È notte. Marika non riesce a dormire. A scuola ha ascoltato con interesse l’intervento di un’attivista della LAV, Francesco, che ha spiegato come tutti gli animali abbiano il diritto di vivere la loro vita, senza condizionamenti di alcun genere – perlopiù messi in atto da umani.

Marika, che fin da piccola ha sempre amato molto gli animali, si è sentita subito in sintonia con Francesco e ha raccontato ai genitori la bella esperienza della mattina.

“Amare gli animali ti fa onore, tesoro, però devi renderti anche conto che essi sono inferiori agli esseri umani. Noi abbiamo il diritto di usarli come cibo e come indumenti per difenderci dal freddo.”

“Ma papà, perché non possiamo nutrirci con cibi vegetali? In questo modo si eviterebbe di uccidere tanti animali innocenti, non credi?”

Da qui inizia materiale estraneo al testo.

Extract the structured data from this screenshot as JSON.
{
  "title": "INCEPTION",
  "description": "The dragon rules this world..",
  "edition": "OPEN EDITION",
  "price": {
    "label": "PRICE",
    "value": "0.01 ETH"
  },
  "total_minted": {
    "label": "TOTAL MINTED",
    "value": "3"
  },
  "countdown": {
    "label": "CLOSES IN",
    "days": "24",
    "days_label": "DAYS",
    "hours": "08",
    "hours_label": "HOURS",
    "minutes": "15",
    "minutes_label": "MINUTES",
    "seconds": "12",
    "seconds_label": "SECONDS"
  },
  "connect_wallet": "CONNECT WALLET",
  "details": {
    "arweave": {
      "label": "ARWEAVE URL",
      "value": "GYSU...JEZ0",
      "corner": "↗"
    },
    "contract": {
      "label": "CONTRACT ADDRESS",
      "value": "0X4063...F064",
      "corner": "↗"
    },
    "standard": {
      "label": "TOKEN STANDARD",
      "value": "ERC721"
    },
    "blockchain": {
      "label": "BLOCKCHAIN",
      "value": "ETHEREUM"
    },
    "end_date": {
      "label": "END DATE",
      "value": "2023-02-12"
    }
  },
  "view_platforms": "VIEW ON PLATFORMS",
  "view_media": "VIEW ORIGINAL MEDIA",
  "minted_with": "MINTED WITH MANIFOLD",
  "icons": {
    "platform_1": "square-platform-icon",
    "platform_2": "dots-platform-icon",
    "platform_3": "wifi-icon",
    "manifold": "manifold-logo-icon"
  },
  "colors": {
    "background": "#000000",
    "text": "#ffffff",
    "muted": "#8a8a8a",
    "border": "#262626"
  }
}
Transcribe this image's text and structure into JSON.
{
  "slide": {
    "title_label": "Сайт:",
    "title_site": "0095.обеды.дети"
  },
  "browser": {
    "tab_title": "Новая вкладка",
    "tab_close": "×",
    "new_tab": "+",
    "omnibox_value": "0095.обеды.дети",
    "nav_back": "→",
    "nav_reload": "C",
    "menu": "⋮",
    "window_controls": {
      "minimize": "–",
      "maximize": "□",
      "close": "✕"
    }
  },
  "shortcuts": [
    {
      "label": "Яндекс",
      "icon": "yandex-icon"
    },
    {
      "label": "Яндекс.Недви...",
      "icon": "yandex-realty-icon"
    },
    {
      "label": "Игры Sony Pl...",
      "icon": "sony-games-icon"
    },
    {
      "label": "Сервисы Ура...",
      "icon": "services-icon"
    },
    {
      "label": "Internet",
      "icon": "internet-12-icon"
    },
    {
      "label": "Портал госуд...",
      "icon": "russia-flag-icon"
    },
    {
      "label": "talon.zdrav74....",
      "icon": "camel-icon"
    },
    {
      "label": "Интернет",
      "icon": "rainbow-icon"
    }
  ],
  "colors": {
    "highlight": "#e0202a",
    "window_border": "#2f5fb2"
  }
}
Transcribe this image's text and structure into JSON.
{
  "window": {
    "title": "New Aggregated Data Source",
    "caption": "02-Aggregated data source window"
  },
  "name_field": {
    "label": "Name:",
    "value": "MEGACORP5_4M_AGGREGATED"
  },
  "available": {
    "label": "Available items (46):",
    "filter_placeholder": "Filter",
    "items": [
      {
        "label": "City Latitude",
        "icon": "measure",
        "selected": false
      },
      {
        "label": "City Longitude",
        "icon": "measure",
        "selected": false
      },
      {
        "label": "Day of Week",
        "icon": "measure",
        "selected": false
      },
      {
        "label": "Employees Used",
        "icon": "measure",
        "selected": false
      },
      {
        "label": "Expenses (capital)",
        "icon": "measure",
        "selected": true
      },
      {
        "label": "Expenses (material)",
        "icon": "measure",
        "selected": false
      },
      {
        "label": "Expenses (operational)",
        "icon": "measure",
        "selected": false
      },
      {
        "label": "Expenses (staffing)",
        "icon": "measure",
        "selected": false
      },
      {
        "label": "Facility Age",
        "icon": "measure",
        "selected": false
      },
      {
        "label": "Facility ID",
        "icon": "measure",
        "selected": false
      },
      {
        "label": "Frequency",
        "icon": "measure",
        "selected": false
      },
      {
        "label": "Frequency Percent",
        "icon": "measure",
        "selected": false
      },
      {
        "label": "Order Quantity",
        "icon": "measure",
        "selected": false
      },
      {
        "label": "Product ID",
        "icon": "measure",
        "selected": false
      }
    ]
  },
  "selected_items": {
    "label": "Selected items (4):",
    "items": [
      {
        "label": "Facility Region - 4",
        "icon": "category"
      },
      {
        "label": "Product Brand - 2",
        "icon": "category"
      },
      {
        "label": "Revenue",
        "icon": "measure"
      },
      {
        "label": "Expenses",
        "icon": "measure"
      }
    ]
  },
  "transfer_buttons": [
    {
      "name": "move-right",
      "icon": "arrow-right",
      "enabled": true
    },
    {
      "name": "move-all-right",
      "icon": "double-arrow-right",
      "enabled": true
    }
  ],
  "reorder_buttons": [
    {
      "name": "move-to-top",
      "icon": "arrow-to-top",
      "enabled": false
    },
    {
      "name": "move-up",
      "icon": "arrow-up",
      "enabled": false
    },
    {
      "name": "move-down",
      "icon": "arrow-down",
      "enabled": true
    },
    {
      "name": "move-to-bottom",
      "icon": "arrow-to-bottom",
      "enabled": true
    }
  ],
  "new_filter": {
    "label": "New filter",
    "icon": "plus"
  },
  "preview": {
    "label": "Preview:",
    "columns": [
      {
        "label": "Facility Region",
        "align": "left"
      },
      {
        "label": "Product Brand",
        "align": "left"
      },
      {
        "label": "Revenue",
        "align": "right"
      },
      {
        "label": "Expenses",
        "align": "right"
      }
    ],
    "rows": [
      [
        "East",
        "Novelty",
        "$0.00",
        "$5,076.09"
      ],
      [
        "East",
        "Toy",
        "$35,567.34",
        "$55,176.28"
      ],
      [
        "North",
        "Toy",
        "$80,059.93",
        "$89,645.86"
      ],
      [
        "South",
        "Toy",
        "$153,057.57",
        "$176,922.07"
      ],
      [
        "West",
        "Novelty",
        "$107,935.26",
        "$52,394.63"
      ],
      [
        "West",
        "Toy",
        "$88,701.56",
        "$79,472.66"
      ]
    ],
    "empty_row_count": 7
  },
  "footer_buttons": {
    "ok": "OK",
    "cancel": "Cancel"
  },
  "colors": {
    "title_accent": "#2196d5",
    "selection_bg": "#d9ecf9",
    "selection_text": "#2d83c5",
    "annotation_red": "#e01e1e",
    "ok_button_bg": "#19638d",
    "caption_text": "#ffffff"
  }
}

“Le proteine vegetali non sono nobili come quelle animali, lo sanno tutti. Io, per esempio, non potrei mai darti dei fagioli al posto della carne: diventeresti come i giapponesi che sono tutti piccoli di statura e pallidi.”

“Tu sei già adulto, non hai più bisogno di crescere, perché non diventi vegetariano tu allora?”

“Ormai sono abituato a questo tipo di alimentazione! E poi mangio carne solo un paio di volte la settimana.”

“Sì, però gli altri giorni mangi pesce che è pure lui un animale…” insiste la piccola.


“Oh senti, Marika. Ora basta. Non so proprio perché nelle scuole devono venire a mettervi in testa tutte queste idee balzane! In fondo l’uomo ha sempre mangiato carne.”

“No, papà. Il signor Francesco ci ha raccontato che i nostri antenati erano erbivori…”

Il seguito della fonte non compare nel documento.